Effect of time on removal efficiency.

4. Conclusion

This study found that it is possible to remove CV from aqueous solutions using a simple and low-cost method involving the use of native microorganisms. The removal efficiency depends on several factors such as the initial concentration of CV, pH, S. cerevisiae dose, and reaction time. The study found that CV removal ranged from 53.92% to 84.99%, and the maximum removal was achieved at a CV concentration of 100 mg/L, a pH of 7, and a S. cerevisiae dose of 1.5 g/L. This means that if the initial concentration of CV in the water is higher, then the elimination efficiency will be lower. Also, increasing the S. cerevisiae dose or maintaining a neutral pH can improve the removal efficiency of CV from water. However, the findings of the study also showed that the elimination efficiency slightly decreased during the reaction time. This means that the longer the reaction time, the less effective the removal process becomes. Nonetheless, this study provides promising results for a low-cost and easy-to-implement method for removing CV from aqueous solutions. These results are consistent with other studies in the literature that also highlight the potential of native microorganisms for the removal of dyes from wastewater. Overall, these findings suggest that the proposed method has promising applications for wastewater treatment and environmental remediation.

Funding statement

This work was supported by Mashhad University of Medical Science (Iran) [992,172].

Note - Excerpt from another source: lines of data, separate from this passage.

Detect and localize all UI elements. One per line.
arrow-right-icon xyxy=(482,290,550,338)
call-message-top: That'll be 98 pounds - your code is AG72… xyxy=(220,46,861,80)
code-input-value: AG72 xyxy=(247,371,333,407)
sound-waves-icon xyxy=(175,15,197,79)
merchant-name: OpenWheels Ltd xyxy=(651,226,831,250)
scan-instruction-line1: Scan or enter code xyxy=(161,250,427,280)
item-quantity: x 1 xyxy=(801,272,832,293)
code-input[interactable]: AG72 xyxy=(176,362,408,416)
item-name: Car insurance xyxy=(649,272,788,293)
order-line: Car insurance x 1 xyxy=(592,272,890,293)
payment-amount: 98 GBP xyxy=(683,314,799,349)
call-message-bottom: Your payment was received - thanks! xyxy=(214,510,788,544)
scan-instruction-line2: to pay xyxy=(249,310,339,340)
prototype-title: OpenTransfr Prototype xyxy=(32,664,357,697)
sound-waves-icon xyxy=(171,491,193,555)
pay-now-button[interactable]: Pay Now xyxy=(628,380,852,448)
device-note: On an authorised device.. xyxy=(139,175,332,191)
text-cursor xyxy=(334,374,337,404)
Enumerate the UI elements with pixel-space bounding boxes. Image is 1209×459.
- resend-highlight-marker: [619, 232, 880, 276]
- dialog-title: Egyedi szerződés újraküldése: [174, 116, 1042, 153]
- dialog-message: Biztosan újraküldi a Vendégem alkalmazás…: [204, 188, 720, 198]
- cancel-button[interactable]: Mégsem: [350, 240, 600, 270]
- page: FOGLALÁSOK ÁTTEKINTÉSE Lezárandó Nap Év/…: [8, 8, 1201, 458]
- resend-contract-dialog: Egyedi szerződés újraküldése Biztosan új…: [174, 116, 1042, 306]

Author contribution statement

MZ performed the experiments and wrote the paper; SM designed the experiments and analyzed data; AT wrote and edited the paper. ZB wrote and edited the paper, and conceived and designed the experiments.

Data availability statement

No data was used for the research described in the article.

Declaration of competing interest

The authors declare that they have no known competing financial interests or personal relationships that could have appeared to influence the work reported in this paper.